A ninguno de nosotros le suscitan interrogantes su uso y su absoluta necesidad
y, sin embargo, paradójicamente, no son demasiado evidentes:
-Desde el punto de vista sociológico: ciertas
civilizaciones, sobre todo africanas o norafricanas, dan preferencia a la
fuente colectiva frente al plato individual, sin que aparentemente suponga
molestia o motivo de conflicto para los individuos. La comunión amistosa,
realzada por la hospitalidad tradicional, prevalece sobre la consumición
individual.
-Desde el punto de vista histórico y cultural:
se han dado variaciones de hábitos, puesto que, “en Francia, se prefirió,
durante bastante tiempo, una rebanada compacta de pan sobre la que se disponían
los alimentos (tajadero)”. Formas y materiales de los platos fueron variando
según los siglos y las clases sociales: primero fue un simple hueco en la
madera de la mesa, después barro cocido, cobre, estaño, plata, plata dorada,
oro macizo. Hoy en día, el plato puede ser blanco o coloreado, de loza o de
porcelana, y aparentemente estas opciones sólo presuponen consideraciones
estéticas.
1.-El
plato, territorio oral
El territorio, en su acepción etológica
(Lorenz), es la zona, fundamentada en el dominio sexual y en la posibilidad de
saciar el hambre, que un animal se reserva y cuyo acceso se prohíbe a sus
congéneres. En la actualidad, la noción de territorio casi ya no existe en el
hombre (aun cuando los recientes acontecimientos yugoslavos podrían ser
interpretados en parte desde esta óptica), mientras que los grupos
prehistóricos, la civilización medieval en Europa o, en especial, las tribus de
África o de Australia hacían todavía un uso riguroso de la misma.

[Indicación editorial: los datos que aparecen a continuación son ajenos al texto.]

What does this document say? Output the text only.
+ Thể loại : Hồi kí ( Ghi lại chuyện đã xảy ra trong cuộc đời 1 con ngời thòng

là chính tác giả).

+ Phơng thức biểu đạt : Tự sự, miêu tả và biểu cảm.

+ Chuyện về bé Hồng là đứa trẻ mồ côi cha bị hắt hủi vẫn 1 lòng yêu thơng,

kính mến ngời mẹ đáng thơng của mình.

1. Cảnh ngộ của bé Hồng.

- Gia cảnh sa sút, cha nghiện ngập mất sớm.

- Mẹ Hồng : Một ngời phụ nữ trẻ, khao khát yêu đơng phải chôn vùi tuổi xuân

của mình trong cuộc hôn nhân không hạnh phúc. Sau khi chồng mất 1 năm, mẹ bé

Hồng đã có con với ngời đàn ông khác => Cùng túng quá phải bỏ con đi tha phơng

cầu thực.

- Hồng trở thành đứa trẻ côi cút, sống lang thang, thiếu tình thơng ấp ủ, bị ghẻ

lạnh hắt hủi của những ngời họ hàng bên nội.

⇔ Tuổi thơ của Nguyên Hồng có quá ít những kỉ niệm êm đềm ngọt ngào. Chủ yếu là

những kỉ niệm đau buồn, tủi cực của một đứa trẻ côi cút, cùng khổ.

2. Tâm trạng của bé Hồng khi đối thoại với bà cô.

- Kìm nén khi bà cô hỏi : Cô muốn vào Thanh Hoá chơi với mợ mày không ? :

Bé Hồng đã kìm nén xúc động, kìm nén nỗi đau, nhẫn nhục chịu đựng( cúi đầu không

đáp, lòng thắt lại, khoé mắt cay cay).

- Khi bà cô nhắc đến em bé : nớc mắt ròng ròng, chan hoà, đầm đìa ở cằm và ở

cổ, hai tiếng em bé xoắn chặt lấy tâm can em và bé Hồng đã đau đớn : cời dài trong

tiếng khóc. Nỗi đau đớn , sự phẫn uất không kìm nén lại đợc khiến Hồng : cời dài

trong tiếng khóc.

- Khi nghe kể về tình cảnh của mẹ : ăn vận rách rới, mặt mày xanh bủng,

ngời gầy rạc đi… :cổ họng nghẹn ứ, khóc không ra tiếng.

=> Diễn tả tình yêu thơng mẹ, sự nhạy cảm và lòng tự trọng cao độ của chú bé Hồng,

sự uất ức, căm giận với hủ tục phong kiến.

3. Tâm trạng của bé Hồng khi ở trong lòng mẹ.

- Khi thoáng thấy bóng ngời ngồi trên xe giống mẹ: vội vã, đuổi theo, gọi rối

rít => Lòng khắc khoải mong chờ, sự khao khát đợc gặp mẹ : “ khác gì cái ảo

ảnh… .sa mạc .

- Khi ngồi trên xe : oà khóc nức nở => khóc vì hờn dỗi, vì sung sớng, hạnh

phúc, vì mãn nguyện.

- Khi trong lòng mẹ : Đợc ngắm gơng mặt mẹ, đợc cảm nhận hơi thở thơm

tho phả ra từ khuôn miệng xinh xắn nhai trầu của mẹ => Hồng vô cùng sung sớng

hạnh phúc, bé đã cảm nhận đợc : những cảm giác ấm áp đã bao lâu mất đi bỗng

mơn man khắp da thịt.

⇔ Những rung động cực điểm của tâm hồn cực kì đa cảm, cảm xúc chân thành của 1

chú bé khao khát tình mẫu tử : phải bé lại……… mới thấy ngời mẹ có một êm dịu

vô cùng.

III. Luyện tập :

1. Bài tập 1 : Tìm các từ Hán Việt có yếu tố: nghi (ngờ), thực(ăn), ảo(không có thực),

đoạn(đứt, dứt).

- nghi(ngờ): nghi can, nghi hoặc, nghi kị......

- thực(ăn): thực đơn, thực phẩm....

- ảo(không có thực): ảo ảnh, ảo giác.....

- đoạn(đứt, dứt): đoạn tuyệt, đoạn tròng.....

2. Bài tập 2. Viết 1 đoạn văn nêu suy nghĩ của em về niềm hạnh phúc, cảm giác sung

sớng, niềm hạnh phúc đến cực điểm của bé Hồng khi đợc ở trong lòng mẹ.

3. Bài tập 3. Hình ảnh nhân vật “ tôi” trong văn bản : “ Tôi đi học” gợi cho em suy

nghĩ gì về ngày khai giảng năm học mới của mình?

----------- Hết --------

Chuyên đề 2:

En una filiación inconsciente, etológica y
sociológica a la vez, el modesto plato cumple la función de territorio oral
exclusivo de cada uno, tornándose de esta suerte en espacio simbólico
privilegiado, puesto que en nuestra civilización, sea cual fuere el aspecto
considerado –político, económico, social o psicológico-, espacio y territorio
individuales son cada vez más limitados y cada vez más precisos: “La evolución
de nuestras grandes sociedades modernas tiende a pulverizar los marcos
intermedios, a reducir los individuos a átomos intercambiables, a desposeerlos
en provecho de un poder centralizado y anónimo”.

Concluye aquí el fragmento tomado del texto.